Viewpoint: Data centres – rewiring the energy transition

2 min read

Data centres sit at the heart of one of the defining economic transitions of this decade and beyond. Cloud computing, AI, digital public services and productivity-enhancing software are expanding rapidly, and they are unavoidably energy-intensive.

For investors focused on transitions rather than static carbon footprints, this creates an uncomfortable but unavoidable tension: some of the most strategically important companies are growing fast, and their absolute emissions are rising, even as they invest heavily to reduce their environmental impact. This is the central paradox of digital infrastructure: it is both essential to economic progress and a new pressure point on energy systems.

Understanding this paradox requires shifting how we interpret emissions data. For fast-growing digital infrastructure providers, emissions growth often reflects demand growth rather than environmental indifference. The more relevant questions are whether emissions are growing faster or slower than the economic value being created, and whether today’s capital decisions lock in a cleaner or dirtier system tomorrow?

For fast-growing digital infrastructure providers, emissions growth often reflects demand growth rather than environmental indifference

An individual company opening a hyperscale data centre powered by long-term renewable contracts, operating at high utilisation and replacing thousands of inefficient on-premises servers, may increase reported emissions, while still delivering a net reduction in system-wide carbon intensity. Locational choices matter here too: placing data centres in regions with abundant clean power or where they can support new renewable developments can accelerate decarbonisation, whereas locating them in congested grids can raise marginal emissions.

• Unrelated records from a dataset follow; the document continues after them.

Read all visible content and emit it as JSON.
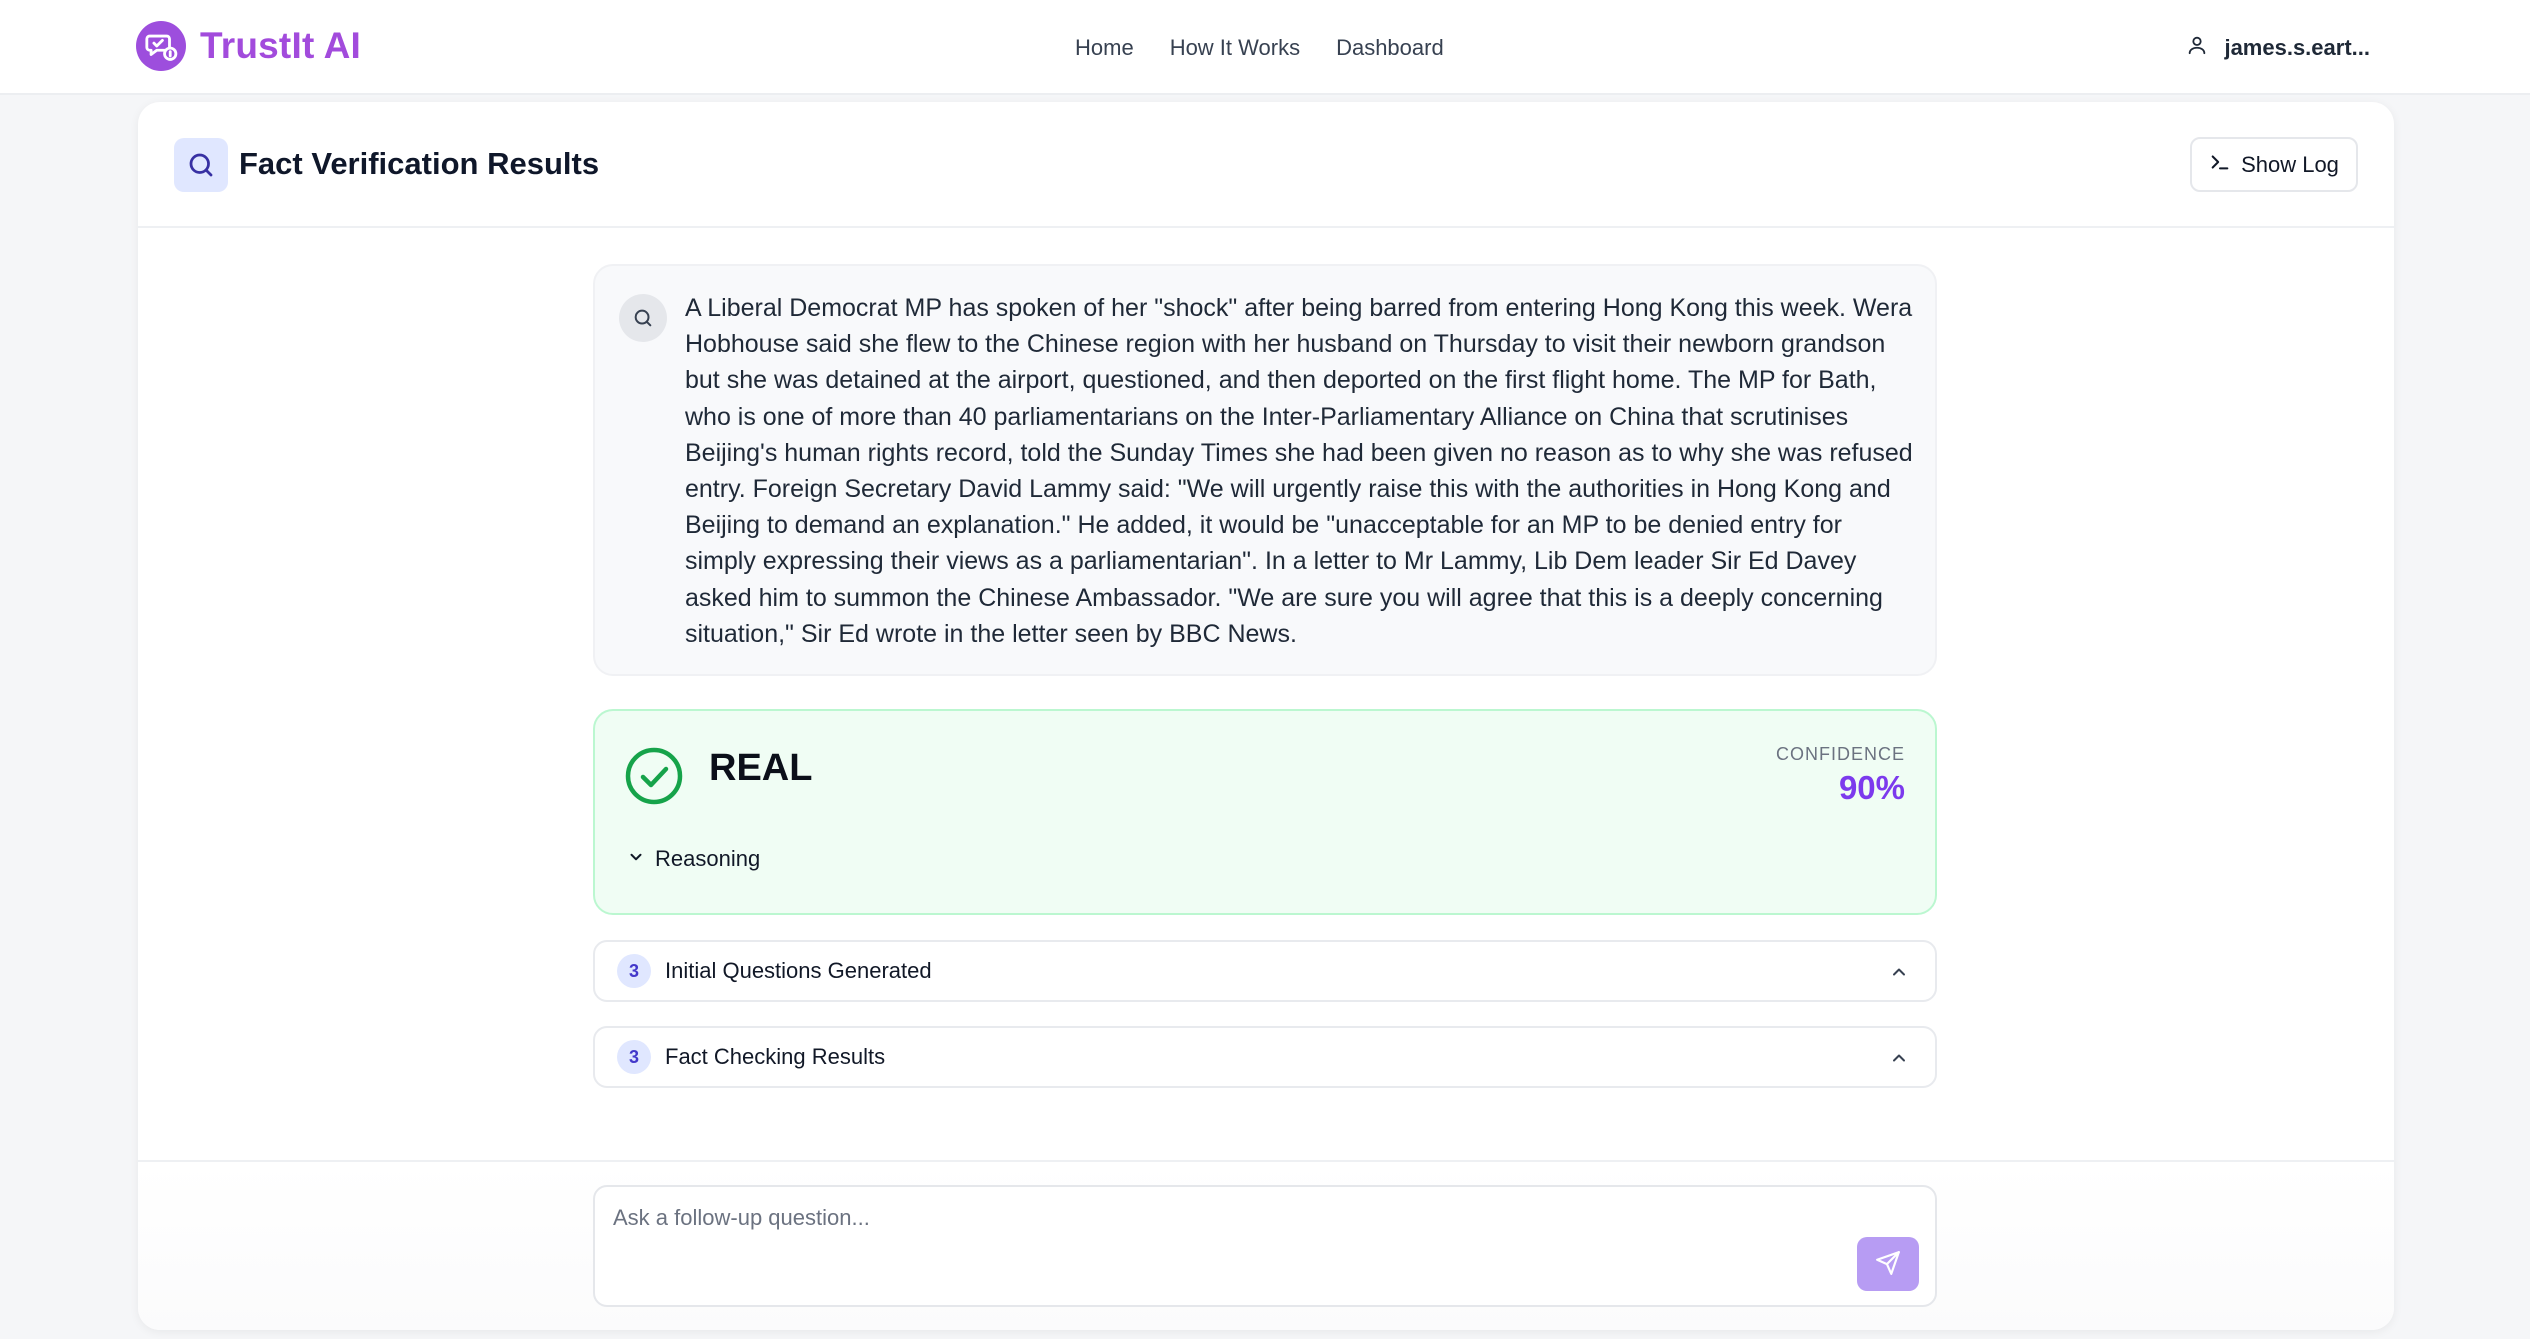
{
  "app": {
    "name": "TrustIt AI",
    "brand_color": "#a24bdc"
  },
  "nav": {
    "items": [
      {
        "label": "Home"
      },
      {
        "label": "How It Works"
      },
      {
        "label": "Dashboard"
      }
    ]
  },
  "user": {
    "name": "james.s.eart...",
    "icon": "user-icon"
  },
  "page": {
    "title": "Fact Verification Results",
    "title_icon": "search-icon",
    "show_log_label": "Show Log",
    "show_log_icon": "terminal-icon"
  },
  "claim": {
    "icon": "search-icon",
    "text": "A Liberal Democrat MP has spoken of her \"shock\" after being barred from entering Hong Kong this week. Wera Hobhouse said she flew to the Chinese region with her husband on Thursday to visit their newborn grandson but she was detained at the airport, questioned, and then deported on the first flight home. The MP for Bath, who is one of more than 40 parliamentarians on the Inter-Parliamentary Alliance on China that scrutinises Beijing's human rights record, told the Sunday Times she had been given no reason as to why she was refused entry. Foreign Secretary David Lammy said: \"We will urgently raise this with the authorities in Hong Kong and Beijing to demand an explanation.\" He added, it would be \"unacceptable for an MP to be denied entry for simply expressing their views as a parliamentarian\". In a letter to Mr Lammy, Lib Dem leader Sir Ed Davey asked him to summon the Chinese Ambassador. \"We are sure you will agree that this is a deeply concerning situation,\" Sir Ed wrote in the letter seen by BBC News."
  },
  "verdict": {
    "label": "REAL",
    "icon": "check-circle-icon",
    "status_color": "#16a34a",
    "confidence_label": "CONFIDENCE",
    "confidence_value": "90%",
    "accent_color": "#7c3aed",
    "reasoning_label": "Reasoning"
  },
  "sections": [
    {
      "count": "3",
      "label": "Initial Questions Generated"
    },
    {
      "count": "3",
      "label": "Fact Checking Results"
    }
  ],
  "followup": {
    "placeholder": "Ask a follow-up question...",
    "send_icon": "send-icon"
  }
}
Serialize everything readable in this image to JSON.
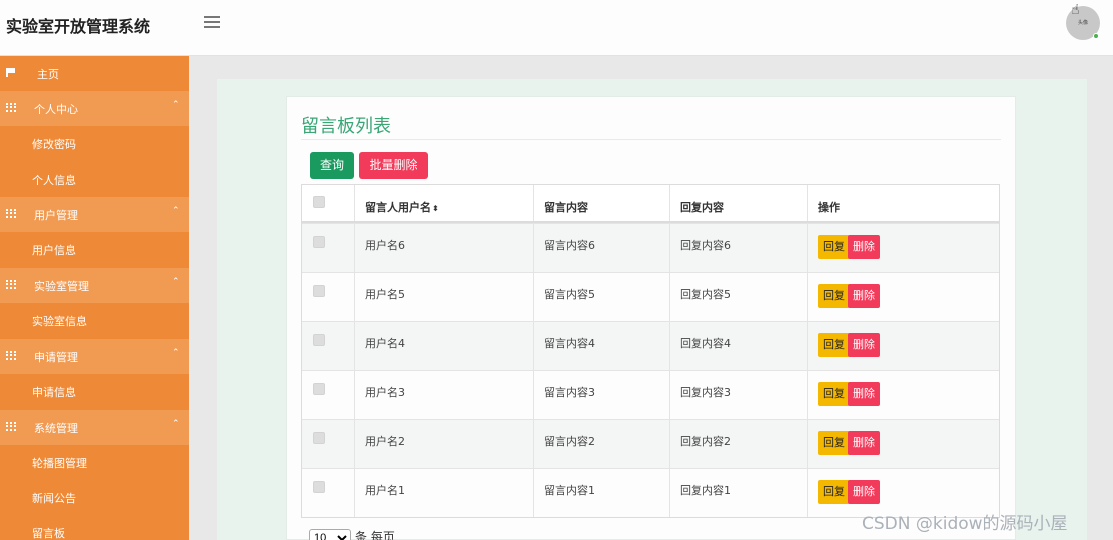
{
  "header": {
    "title": "实验室开放管理系统",
    "avatar_text": "头像"
  },
  "sidebar": {
    "items": [
      {
        "label": "主页",
        "type": "home",
        "icon": "flag-icon"
      },
      {
        "label": "个人中心",
        "type": "group",
        "icon": "grid-icon",
        "caret": "⌃"
      },
      {
        "label": "修改密码",
        "type": "sub"
      },
      {
        "label": "个人信息",
        "type": "sub"
      },
      {
        "label": "用户管理",
        "type": "group",
        "icon": "grid-icon",
        "caret": "⌃"
      },
      {
        "label": "用户信息",
        "type": "sub"
      },
      {
        "label": "实验室管理",
        "type": "group",
        "icon": "grid-icon",
        "caret": "⌃"
      },
      {
        "label": "实验室信息",
        "type": "sub"
      },
      {
        "label": "申请管理",
        "type": "group",
        "icon": "grid-icon",
        "caret": "⌃"
      },
      {
        "label": "申请信息",
        "type": "sub"
      },
      {
        "label": "系统管理",
        "type": "group",
        "icon": "grid-icon",
        "caret": "⌃"
      },
      {
        "label": "轮播图管理",
        "type": "sub"
      },
      {
        "label": "新闻公告",
        "type": "sub"
      },
      {
        "label": "留言板",
        "type": "sub"
      }
    ]
  },
  "main": {
    "title": "留言板列表",
    "search_label": "查询",
    "batch_delete_label": "批量删除",
    "table": {
      "columns": [
        "留言人用户名",
        "留言内容",
        "回复内容",
        "操作"
      ],
      "sort_icon": "⬍",
      "rows": [
        {
          "username": "用户名6",
          "content": "留言内容6",
          "reply": "回复内容6"
        },
        {
          "username": "用户名5",
          "content": "留言内容5",
          "reply": "回复内容5"
        },
        {
          "username": "用户名4",
          "content": "留言内容4",
          "reply": "回复内容4"
        },
        {
          "username": "用户名3",
          "content": "留言内容3",
          "reply": "回复内容3"
        },
        {
          "username": "用户名2",
          "content": "留言内容2",
          "reply": "回复内容2"
        },
        {
          "username": "用户名1",
          "content": "留言内容1",
          "reply": "回复内容1"
        }
      ],
      "reply_label": "回复",
      "delete_label": "删除"
    },
    "pager": {
      "page_size": "10",
      "suffix": "条 每页"
    }
  },
  "watermark": "CSDN @kidow的源码小屋",
  "colors": {
    "sidebar": "#ee8a37",
    "accent_green": "#3aa676",
    "danger": "#f23a5a",
    "warning": "#f5b800"
  }
}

That said, growth cannot be a blanket excuse. In our view, transition credibility rests on evidence, not intent. Investors should expect to see clear measurable progress. This could include declining emissions intensity and a switch to renewable energy matching, on an hourly basis. This would ensure that energy consumed is directly matched with clean production at the same time, rather than relying on companies buying annual offsets, which can mask periods of fossil-fuel-heavy grid reliance.

Transition credibility rests on evidence, not intent. Investors should expect to see clear measurable progress.

Companies should also show credible plans to demonstrate they are not placing unreasonable demand on energy grids and transparency around Scope 3 impacts, particularly embodied carbon in construction and hardware.

Capital expenditure matters enormously. Companies building flexible, efficient data centres near clean power, investing in cooling innovation and demand response while supporting grid resilience, are shaping the future energy system, not just consuming it. Investors should also consider non-energy impacts such as water usage and land intensity, particularly as next‑generation cooling technologies become more widely adopted.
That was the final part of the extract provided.